I am a technophobe at heart (Arcane keyboardist Matt often gets my tech-support questions at all hours), but I embrace technology as much as I can, and I treat cynicism of music technology with equal disdain. There’s a huge puritanical resurgence afoot in music at the moment. I feel that people often forget that the way that they feel about recording on analogue tape and guitars made in 1950-something, people in the 1950′s probably felt about the wax cylinder and gramophone. It’s worth remembering that one hundred years ago, the piano-accordion was the most popular instrument in America, by a huge margin. We are on a continuum, and technology will forever be in flux, that’s what it does. Embrace what you have access to.
Do you see the band’s music as serving a purpose beyond music?
I’m glad our music brings positivity to people, in spite of its melancholy. Arcane do have a sad sounding aesthetic, and the subject matter of Jim’s lyrics is dark, but not without redemption and hope. As individuals, Arcane are all very political people and we are all very scientifically minded people, and whilst that does, to an extent, shape the art we output, we are not really a particularly political band. Whilst our music does touch on themes of secularism, making good music is definitely our most fervent goal.

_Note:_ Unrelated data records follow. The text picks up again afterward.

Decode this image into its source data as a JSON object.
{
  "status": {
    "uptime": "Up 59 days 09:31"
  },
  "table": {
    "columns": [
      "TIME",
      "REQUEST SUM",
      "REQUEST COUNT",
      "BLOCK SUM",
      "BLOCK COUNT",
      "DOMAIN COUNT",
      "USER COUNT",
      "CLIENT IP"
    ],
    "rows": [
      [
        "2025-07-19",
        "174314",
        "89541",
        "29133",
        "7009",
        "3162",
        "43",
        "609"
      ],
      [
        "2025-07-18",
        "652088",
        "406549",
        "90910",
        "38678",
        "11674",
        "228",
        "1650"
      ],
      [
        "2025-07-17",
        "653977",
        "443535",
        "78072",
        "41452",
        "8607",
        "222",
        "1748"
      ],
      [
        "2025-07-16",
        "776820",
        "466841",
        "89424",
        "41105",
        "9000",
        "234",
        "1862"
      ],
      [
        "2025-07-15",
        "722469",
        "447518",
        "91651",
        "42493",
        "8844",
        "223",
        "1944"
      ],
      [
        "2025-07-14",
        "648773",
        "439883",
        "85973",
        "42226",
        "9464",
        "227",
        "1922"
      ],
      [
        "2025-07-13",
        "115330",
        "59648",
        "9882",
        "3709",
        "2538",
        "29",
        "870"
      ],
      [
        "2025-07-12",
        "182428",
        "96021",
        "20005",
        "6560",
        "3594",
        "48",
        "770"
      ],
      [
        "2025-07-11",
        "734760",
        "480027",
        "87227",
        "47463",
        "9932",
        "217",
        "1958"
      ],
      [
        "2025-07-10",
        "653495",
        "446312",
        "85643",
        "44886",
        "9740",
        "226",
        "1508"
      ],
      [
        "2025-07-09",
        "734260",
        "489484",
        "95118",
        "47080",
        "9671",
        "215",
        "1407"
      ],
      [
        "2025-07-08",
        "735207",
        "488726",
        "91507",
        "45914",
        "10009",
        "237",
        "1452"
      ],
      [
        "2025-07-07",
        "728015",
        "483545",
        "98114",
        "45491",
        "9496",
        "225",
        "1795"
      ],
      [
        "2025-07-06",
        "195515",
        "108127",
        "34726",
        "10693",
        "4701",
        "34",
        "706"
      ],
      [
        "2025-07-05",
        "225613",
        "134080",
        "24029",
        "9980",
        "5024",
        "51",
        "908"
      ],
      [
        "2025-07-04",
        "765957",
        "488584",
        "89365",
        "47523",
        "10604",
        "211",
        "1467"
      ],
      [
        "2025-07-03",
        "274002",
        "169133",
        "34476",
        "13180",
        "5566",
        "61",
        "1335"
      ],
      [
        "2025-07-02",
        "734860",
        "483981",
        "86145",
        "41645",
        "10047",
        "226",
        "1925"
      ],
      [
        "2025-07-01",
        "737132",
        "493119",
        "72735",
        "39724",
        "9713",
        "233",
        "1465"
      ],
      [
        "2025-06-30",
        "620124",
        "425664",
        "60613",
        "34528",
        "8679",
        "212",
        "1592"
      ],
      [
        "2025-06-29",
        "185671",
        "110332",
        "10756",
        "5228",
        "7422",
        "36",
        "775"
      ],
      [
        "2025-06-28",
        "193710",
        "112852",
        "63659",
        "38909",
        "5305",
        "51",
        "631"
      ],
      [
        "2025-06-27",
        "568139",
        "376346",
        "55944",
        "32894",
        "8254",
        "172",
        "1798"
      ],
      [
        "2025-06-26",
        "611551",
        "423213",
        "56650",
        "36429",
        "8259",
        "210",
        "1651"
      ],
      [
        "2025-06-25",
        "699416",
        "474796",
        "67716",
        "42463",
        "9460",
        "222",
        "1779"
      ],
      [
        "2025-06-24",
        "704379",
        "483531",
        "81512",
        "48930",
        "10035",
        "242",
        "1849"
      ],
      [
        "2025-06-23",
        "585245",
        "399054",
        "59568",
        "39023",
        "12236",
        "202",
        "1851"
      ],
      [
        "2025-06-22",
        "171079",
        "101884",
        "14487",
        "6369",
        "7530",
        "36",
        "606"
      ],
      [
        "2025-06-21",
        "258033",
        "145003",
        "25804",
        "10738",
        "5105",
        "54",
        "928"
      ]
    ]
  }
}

What advice or philosophy might you impart to other musicians, be it in forms of creativity, technical stuff, the business side of it, or anything else?
My father gives a piece of advice to any guitar student he teaches. ‘If you want to be a good guitarist, just don’t stop‘. I’ve had that advice ring in my ears all my life. Don’t stop. Make whatever music excites you, challenges you, moves you in some way. That and don’t ever worry about appealing to everyone, because you never will anyway. Make music you are proud to call your own in this moment. If you get that right, nothing will stop you.
What are your plans for the future?
The members of Arcane are currently embroiled in our many side projects. We may reconvene to do another album at some point, but at the moment, our collective focus is elsewhere. Please check out the groups we are involved with; Caligula’s Horse, Echotide, Irukandji, hazards of swimming naked, agrammeofsoma, & Polaroid Bag.